This work addresses the significant challenge of enabling real-time object detection on nano-drones constrained by approximately 10 MiB of memory and 1 W of power consumption. The authors propose an adaptive object detection method tailored for such platforms, introducing— for the first time—an early-exit mechanism into dense prediction tasks on nano-drones. Their approach combines a lightweight MobileNet-SSD backbone with an auxiliary null-frame classifier that dynamically identifies frames containing no objects of interest and terminates inference early, thereby reducing average latency. Implemented on the Bitcraze Crazyflie 2.1 platform, the method achieves up to a 24% improvement in throughput while sacrificing only 0.015 mAP in accuracy, demonstrating an effective trade-off between computational efficiency and detection performance.

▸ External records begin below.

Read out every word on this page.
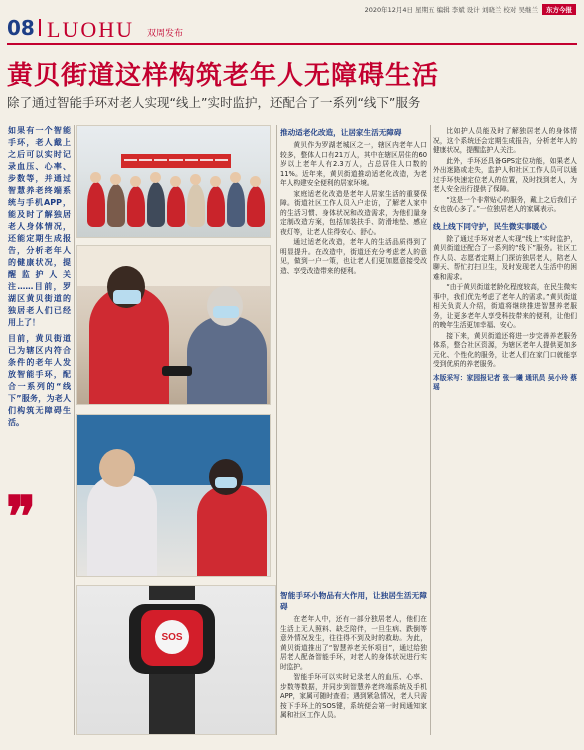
2020年12月4日 星期五 编辑 李斌 设计 刘晓兰 校对 吴继兰	东方今报
08 LUOHU 双周发布
黄贝街道这样构筑老年人无障碍生活
除了通过智能手环对老人实现“线上”实时监护，还配合了一系列“线下”服务
如果有一个智能手环，老人戴上之后可以实时记录血压、心率、步数等，并通过智慧养老终端系统与手机APP，能及时了解独居老人身体情况，还能定期生成报告，分析老年人的健康状况，提醒监护人关注……目前，罗湖区黄贝街道的独居老人们已经用上了！
目前，黄贝街道已为辖区内符合条件的老年人发放智能手环，配合一系列的“线下”服务，为老人们构筑无障碍生活。
❞
SOS
推动适老化改造，让居家生活无障碍

黄贝作为罗湖老城区之一，辖区内老年人口较多，整体人口有21万人，其中在辖区居住的60岁以上老年人有2.3万人，占总居住人口数的11%。近年来，黄贝街道推动适老化改造，为老年人构建安全便利的居家环境。

家庭适老化改造是老年人居家生活的重要保障。街道社区工作人员入户走访，了解老人家中的生活习惯、身体状况和改造需求，为他们量身定制改造方案，包括加装扶手、防滑地垫、感应夜灯等，让老人住得安心、舒心。

通过适老化改造，老年人的生活品质得到了明显提升。在改造中，街道还充分考虑老人的意见，做到一户一策，也让老人们更加愿意接受改造、享受改造带来的便利。

智能手环小物品有大作用，让独居生活无障碍

在老年人中，还有一部分独居老人，他们在生活上无人照料、缺乏陪伴，一旦生病、跌倒等意外情况发生，往往得不到及时的救助。为此，黄贝街道推出了“智慧养老关怀项目”，通过给独居老人配备智能手环，对老人的身体状况进行实时监护。

智能手环可以实时记录老人的血压、心率、步数等数据，并同步到智慧养老终端系统及手机APP，家属可随时查看；遇到紧急情况，老人只需按下手环上的SOS键，系统便会第一时间通知家属和社区工作人员。

比如护人员能及时了解独居老人的身体情况，这个系统还会定期生成报告，分析老年人的健康状况，提醒监护人关注。

此外，手环还具备GPS定位功能，如果老人外出迷路或走失，监护人和社区工作人员可以通过手环快速定位老人的位置，及时找到老人，为老人安全出行提供了保障。

“这是一个非常贴心的服务，戴上之后我们子女也放心多了。”一位独居老人的家属表示。

线上线下同守护，民生微实事暖心

除了通过手环对老人实现“线上”实时监护，黄贝街道还配合了一系列的“线下”服务。社区工作人员、志愿者定期上门探访独居老人，陪老人聊天、帮忙打扫卫生，及时发现老人生活中的困难和需求。

“由于黄贝街道老龄化程度较高，在民生微实事中，我们优先考虑了老年人的需求。”黄贝街道相关负责人介绍，街道将继续推进智慧养老服务，让更多老年人享受科技带来的便利，让他们的晚年生活更加幸福、安心。

接下来，黄贝街道还将进一步完善养老服务体系，整合社区资源，为辖区老年人提供更加多元化、个性化的服务，让老人们在家门口就能享受到优质的养老服务。

本版采写：家园报记者 张一曦 通讯员 吴小玲 蔡瑶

Deploying tiny computer vision Deep Neural Networks (DNNs) on-board nano-sized drones is key for achieving autonomy, but is complicated by the extremely tight constraints of their computational platforms (approximately 10 MiB memory, 1 W power budget). Early-exit adaptive DNNs that dial down the computational effort for "easy-to-process" input frames represent a promising way to reduce the average inference latency. However, while this approach is extensively studied for classification, its application to dense tasks like object detection (OD) is not straightforward. In this paper, we propose BlankSkip, an adaptive network for on-device OD that leverages a simple auxiliary classification task for early exit, i.e., identifying frames with no objects of interest. With experiments using a real-world nano-drone platform, the Bitcraze Crazyflie 2.1, we achieve up to 24% average throughput improvement with a limited 0.015 mean Average Precision (mAP) drop compared to a static MobileNet-SSD detector, on a state-of-the-art nano-drones OD dataset.